Mezzanine debt blurs the lines between what constitutes debt and equity and provides access to additional loan capital where a bank will typically restrict the LTC to 50-75%. Secured by a 2nd charge and depending on the loan a personal guarantee may be required.
A minimum 10% of borrower equity /collateral is required up front for this type of financing and where the borrower has added value such enhanced planning the uplift in land value this could represent borrower contribution. The turnaround to get the loan is quick and at Assured we have established relationships with senior lenders who work with us to deliver.
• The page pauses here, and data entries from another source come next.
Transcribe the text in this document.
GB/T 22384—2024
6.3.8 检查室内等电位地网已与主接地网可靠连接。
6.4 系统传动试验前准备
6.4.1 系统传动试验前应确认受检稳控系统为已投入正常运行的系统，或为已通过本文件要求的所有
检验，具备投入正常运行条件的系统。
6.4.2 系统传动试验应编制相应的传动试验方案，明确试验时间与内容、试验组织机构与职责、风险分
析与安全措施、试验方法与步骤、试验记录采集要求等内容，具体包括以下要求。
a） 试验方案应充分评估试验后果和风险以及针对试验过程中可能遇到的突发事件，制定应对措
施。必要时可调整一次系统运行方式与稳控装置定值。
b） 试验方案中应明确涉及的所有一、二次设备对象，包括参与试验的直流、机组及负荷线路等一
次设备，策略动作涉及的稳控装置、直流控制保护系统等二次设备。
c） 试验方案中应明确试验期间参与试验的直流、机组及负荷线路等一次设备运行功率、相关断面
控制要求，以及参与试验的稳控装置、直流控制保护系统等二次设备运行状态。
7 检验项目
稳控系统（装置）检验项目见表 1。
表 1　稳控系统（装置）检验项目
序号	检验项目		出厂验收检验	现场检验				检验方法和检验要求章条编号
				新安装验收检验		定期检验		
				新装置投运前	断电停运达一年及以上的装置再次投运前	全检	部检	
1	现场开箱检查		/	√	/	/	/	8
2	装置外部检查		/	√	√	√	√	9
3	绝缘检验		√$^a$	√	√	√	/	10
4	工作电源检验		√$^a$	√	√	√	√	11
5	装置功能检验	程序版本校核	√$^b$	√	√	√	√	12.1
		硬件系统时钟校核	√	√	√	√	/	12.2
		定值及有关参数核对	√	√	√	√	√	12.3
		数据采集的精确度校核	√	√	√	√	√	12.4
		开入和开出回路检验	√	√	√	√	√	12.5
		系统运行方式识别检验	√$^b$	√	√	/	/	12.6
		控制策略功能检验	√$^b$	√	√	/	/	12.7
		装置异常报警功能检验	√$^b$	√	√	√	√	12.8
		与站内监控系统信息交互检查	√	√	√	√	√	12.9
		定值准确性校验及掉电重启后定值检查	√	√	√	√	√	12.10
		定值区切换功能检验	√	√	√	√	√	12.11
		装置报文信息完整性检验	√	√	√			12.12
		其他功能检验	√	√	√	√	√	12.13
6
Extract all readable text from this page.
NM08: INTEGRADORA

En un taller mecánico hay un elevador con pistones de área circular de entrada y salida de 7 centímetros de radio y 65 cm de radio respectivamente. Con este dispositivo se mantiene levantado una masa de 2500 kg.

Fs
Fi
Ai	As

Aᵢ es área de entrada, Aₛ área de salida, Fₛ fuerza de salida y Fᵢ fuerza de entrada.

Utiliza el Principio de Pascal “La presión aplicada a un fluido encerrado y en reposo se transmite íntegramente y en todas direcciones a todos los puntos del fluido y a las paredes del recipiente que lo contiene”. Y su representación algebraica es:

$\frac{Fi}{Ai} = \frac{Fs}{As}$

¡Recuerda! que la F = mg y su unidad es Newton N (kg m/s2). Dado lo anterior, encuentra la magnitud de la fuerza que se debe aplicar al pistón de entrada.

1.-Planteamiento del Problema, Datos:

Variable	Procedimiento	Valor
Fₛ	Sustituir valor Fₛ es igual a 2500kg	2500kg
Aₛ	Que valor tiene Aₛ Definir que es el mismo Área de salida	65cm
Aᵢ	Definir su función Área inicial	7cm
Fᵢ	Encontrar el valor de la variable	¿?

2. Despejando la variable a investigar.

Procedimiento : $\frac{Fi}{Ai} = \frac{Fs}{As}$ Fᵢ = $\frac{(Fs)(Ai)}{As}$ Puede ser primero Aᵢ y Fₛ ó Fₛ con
It’s perfect for financing solutions where project timescales are 6-24 months hence more commonly known for being used by property developers, this is usually the case where a developer looks to deploy capital over several sites.
Having worked for a large corporate bank very few clients would use Mezzanine finance as an additional lend, this could have been because they didn’t need the extra funding, or because it was lending they didn’t understand and their bank was not receptive to permitting a second charge behind their senior debt.
Mezzanine finance carry’s a premium over senior to reflect the additional risk, but this finance solution has some great unique benefits such as;
- Interest can be rolled into the loan. So, deferring some or all of the interest for a period of time.
- Flexibility with covenants and can make a decision that is seen as riskier than most banks would be willing to take. For example; Banks tend to stay between 50-75% Loan to Cost (LTC)and 55-65% Loan to Gross Development Value (LTGDV) covenants but with Mezzanine funding it is often stretched to 90% LTC and up to 75% LTGDV. This obviously depends on the capability of the borrower, the scheme and the current market.
- The terms are negotiable unlike many other forms of debts. They work on the best deal for all parties.
Mezzanine Finance represents a higher-level risk although it does not mean they will lend to anyone. It means they will rely on the borrower to have the right information and experience to undertake the project presented.